ProofChecker: An Accessible Environment for Automata Theory Correctness ProofsBy Stallmann, Matthias; Balik, Suzanne; Rodman, Robert; Bahram, Sina; Grace, Michael; High, Susan; ITiCSE ’07 - Proceedings of the 12th Annual SIGCSE Conference on Innovation and Technology in Computer Science Education,
Publication Date: June 23-27, 2007
Review of ProofChecker, a graphical computer program, developed at North Carolina State University and based on the notion of formal correctness proofs that allow students to draw a deterministic finite automaton (DFA) and determine whether it correctly recognizes a given computer language. Keyboard shortcuts, together with the use of a screen reader to voice the accessible descriptions provided by the program, allow visually impaired students to draw and manipulate the DFA. Because the states of a DFA partition the language over its alphabet into equivalence classes, each state has a language associated with it. Conditions describing the language of each state are entered by the student.
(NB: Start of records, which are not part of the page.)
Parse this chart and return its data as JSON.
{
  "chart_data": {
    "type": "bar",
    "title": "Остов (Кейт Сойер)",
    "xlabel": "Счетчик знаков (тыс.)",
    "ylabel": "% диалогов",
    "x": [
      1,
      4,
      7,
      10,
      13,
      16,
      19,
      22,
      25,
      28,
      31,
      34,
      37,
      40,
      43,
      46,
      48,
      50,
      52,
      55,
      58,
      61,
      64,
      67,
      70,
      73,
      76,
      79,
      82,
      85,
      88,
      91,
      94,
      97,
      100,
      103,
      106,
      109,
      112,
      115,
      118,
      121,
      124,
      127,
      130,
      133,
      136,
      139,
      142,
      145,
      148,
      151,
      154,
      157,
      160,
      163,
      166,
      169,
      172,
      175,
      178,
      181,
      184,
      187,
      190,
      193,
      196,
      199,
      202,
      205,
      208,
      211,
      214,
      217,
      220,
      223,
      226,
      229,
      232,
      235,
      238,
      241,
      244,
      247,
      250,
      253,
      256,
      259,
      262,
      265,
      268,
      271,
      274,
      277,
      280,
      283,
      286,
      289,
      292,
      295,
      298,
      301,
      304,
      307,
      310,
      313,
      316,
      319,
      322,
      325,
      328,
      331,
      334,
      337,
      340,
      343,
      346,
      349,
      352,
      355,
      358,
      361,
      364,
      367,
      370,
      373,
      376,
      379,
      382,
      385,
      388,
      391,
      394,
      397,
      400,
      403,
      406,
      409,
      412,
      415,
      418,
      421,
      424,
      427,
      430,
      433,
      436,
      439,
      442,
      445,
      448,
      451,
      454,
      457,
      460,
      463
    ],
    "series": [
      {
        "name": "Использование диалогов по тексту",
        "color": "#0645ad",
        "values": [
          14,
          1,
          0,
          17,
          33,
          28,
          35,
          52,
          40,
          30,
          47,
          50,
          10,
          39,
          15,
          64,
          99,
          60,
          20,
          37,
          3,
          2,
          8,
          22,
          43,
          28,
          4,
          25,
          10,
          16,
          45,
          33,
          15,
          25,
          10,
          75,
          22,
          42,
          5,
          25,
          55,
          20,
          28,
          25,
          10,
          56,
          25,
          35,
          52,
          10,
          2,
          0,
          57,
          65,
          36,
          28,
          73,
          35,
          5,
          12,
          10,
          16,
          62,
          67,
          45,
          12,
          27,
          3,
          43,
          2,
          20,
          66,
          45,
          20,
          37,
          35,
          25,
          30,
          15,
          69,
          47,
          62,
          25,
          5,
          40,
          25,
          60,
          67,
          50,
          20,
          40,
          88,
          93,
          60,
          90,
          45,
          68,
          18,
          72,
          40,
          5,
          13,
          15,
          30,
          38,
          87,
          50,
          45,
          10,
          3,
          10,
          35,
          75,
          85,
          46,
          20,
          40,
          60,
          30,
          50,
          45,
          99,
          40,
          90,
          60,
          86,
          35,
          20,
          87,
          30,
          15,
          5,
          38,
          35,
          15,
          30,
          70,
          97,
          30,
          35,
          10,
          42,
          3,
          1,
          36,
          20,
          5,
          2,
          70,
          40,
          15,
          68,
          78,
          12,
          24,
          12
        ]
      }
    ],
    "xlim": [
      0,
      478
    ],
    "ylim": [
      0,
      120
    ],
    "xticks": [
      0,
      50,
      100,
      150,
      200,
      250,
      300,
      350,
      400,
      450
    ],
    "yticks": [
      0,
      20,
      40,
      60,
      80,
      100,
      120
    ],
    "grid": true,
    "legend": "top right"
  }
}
A brute-force approach, i.e. a computer problem-solving technique of systematically enumerating all possible candidates for the solution, is then used to check that each state’s condition correctly describes all of the strings in its language and that none of the strings meet the conditions for another state. A student’s DFA can be saved in an XML file and submitted for grading. An automated checking tool, ProofGrader, can be used to compare a student’s DFA with the correct DFA for a given language.